The stories celebrate innovation and invention (Tony Stark/Iron Man) and loyalty courage and friendship (Captain America) and probe the moral complexities of leadership (Black Panther). Sometimes they are even funny (Thor, on a good day).

And Zhao, after laboring for years in the low-wage realm of indie film, is entitled to her big payday. She didn’t have to take the job. Some don’t. Ava DuVernay declined an offer to join the MCU, saying she wanted more control of her own personal projects, and didn’t want her work subject to Marvel’s corporate board of story supervisors.

And no one says you can’t do the One for Them, One for Me thing that Hollywood stars have done for years.

Waititi made Thor: Ragnarok, and now he’s making some weird WWII movie about a kid whose imaginary friend is Hitler (it’s called Jojo Rabbit, and Waititi, who plays the Fuhrer, tweeted a picture of himself on set, writing, “What better way to insult Hitler than having him portrayed by a Polynesian Jew?"). Still, as I think about how much I want to see Zhao’s Bass Reeves movie, and how vastly less — full disclosure — I want to see The Eternals, I wonder about how many potentially great movies have been snapped away forever. The number is unknowable, because it’s hard to count movies that haven’t been made, and probably never will be.

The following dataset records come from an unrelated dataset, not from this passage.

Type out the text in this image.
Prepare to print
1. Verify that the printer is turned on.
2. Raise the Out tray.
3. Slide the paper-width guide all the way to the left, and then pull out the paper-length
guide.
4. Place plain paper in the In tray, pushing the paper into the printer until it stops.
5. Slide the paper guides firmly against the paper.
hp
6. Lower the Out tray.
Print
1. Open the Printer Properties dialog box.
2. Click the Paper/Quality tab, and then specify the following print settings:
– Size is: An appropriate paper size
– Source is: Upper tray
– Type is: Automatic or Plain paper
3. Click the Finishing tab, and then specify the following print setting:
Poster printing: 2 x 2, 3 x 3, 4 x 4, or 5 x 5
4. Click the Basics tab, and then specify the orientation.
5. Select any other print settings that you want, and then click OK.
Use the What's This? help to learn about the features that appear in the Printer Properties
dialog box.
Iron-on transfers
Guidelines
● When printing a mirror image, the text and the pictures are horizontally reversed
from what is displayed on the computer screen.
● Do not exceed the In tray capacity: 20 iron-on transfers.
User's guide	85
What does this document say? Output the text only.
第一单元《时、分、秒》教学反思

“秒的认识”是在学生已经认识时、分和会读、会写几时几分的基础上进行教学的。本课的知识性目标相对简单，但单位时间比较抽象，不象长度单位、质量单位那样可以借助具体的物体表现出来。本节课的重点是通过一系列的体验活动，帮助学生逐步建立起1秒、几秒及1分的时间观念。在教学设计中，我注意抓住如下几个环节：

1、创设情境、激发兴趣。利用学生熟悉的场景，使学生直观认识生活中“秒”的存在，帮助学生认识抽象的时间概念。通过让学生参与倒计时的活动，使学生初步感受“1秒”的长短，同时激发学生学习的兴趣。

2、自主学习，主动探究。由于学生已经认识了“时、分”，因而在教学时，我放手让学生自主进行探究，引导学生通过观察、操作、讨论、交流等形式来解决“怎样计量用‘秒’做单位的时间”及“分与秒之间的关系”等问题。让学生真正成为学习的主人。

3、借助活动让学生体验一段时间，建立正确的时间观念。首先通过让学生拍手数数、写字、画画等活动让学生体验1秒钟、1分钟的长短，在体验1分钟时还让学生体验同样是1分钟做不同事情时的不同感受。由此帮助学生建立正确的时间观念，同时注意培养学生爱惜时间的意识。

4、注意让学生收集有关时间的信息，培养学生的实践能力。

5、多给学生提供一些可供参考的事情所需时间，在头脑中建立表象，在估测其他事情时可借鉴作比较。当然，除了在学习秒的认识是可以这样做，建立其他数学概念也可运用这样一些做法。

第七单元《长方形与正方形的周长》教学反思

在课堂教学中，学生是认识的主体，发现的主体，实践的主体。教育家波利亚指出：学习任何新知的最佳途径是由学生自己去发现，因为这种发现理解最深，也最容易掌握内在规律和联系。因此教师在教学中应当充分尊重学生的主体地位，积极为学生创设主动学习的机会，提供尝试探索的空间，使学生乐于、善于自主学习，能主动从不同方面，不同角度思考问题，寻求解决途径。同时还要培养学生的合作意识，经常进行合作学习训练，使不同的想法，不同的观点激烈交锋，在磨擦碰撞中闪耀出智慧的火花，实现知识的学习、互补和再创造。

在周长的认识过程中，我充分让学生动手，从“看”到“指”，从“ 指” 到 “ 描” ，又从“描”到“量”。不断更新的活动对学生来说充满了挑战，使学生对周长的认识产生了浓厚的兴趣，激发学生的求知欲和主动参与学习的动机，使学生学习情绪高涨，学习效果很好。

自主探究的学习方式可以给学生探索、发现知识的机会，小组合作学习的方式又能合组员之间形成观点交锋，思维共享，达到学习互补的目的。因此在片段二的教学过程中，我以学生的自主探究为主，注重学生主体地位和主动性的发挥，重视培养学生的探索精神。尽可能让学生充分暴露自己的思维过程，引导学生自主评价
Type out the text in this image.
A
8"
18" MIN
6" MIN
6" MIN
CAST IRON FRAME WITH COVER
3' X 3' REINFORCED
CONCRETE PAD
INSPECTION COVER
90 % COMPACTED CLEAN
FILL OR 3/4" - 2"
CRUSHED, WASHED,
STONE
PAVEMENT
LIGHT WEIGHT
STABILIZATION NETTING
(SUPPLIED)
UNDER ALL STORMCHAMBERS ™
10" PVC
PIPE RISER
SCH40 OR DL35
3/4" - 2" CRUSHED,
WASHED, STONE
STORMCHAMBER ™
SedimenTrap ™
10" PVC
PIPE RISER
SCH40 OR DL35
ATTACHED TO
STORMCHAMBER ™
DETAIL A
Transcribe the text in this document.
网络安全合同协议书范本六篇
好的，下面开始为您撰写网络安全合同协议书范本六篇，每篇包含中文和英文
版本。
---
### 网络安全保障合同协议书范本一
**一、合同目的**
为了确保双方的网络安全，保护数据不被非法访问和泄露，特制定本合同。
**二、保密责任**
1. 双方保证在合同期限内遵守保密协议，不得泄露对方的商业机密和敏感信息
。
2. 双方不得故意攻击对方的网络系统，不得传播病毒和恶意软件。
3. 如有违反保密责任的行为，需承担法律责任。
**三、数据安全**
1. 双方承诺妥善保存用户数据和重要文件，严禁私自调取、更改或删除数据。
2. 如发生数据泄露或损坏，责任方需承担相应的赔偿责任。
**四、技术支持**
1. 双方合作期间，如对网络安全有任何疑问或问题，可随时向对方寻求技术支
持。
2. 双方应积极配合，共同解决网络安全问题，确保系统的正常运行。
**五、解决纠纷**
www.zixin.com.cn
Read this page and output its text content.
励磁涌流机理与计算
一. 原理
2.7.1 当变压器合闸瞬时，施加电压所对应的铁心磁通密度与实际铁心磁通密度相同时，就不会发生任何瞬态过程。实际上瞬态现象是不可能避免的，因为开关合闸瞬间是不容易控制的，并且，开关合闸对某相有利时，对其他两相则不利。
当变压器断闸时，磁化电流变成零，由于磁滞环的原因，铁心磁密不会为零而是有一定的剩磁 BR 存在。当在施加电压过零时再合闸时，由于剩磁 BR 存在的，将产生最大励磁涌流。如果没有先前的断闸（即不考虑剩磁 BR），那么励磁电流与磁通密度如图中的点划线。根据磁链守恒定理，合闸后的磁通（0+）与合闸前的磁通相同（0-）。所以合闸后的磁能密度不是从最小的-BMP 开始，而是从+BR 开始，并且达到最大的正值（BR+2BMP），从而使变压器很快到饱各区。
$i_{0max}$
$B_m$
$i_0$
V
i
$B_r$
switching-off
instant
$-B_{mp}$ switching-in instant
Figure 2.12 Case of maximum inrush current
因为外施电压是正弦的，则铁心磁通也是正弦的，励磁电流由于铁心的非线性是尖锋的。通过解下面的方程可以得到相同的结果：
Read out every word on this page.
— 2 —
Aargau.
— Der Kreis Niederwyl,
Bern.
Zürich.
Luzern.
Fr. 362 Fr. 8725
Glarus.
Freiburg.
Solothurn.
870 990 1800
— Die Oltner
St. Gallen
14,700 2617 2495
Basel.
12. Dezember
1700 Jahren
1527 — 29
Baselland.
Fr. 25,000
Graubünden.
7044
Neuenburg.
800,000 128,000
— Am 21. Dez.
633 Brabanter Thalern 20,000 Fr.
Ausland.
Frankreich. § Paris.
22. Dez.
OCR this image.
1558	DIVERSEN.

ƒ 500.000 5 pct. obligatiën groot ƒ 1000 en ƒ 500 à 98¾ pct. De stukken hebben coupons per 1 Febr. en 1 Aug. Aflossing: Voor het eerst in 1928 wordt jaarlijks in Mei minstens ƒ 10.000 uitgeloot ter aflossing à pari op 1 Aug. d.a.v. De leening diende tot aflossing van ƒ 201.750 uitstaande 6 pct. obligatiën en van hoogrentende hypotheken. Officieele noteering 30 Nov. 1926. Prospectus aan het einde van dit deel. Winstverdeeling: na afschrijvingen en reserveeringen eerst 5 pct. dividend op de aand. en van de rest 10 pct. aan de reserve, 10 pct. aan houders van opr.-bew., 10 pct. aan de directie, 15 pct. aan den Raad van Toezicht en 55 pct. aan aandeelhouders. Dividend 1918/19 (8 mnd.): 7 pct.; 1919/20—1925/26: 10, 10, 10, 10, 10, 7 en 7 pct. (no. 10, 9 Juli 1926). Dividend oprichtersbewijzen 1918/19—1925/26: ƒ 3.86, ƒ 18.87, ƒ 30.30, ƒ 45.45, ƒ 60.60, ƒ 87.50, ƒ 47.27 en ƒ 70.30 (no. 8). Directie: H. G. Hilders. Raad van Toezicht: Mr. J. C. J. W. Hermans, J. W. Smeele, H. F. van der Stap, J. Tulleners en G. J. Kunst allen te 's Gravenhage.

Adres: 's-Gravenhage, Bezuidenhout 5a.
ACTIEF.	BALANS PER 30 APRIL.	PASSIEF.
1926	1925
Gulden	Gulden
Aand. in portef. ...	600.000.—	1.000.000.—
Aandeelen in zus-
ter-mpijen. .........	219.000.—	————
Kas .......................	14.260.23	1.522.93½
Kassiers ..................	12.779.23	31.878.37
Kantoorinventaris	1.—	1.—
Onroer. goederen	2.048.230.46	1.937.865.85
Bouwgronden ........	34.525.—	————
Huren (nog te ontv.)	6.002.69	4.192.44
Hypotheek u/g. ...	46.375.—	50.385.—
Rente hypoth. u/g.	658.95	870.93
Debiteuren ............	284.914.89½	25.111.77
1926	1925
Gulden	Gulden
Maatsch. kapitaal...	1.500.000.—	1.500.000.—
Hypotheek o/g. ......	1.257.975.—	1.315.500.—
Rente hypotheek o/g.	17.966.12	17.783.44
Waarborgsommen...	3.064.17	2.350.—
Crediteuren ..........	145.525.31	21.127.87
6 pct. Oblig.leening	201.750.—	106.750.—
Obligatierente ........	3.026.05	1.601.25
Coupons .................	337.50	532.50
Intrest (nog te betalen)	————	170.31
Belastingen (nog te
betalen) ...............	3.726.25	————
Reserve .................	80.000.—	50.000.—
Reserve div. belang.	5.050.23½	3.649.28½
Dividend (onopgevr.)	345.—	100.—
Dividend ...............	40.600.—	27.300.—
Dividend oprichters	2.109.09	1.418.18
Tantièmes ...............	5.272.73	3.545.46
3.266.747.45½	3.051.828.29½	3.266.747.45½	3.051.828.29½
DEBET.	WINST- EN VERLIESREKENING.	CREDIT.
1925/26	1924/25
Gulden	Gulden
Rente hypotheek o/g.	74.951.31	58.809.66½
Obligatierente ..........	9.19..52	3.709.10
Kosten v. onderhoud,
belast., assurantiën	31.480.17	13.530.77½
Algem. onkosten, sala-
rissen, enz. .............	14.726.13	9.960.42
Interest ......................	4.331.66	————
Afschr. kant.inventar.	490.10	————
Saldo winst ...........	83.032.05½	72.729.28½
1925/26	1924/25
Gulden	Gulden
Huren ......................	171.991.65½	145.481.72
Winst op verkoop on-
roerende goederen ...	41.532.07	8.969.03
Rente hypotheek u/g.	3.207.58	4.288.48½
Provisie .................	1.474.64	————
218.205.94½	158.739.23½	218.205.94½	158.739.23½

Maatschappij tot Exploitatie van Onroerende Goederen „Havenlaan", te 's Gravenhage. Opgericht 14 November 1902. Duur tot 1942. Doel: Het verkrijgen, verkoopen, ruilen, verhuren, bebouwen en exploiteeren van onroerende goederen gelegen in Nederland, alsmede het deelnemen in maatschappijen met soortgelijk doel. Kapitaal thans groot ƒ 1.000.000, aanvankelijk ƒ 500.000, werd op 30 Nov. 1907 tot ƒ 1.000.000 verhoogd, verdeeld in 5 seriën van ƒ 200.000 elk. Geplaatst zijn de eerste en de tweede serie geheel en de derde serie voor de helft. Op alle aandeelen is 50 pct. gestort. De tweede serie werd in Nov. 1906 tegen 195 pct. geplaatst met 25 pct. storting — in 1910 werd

But it’s surely substantial, and there’s no time warp to bring them back.

Meanwhile, Feige and Marvel rumble on, using Thanos-ian language to describe what’s to come. Feige doesn’t like to use words like trilogy, because, why should there be only three Iron Man movies? He likes to talk about Phases.

Iron Man, released way back in 2008, was Phase One. Endgame was the end of Phase 3. The move to streaming is part of Phase Four. I wonder what goes into (gulp) Phase Five. Maybe everyone who does not read comic books will be converted into Cheez Whiz and drizzled over the pretzel nuggets of everyone in theaters to watch Iron Man 4, starring Ryan Gosling.

Truth is, Phase Five will be whatever Marvel wants it to be.

As Thanos says — more than once — in Endgame: “I am inevitable.”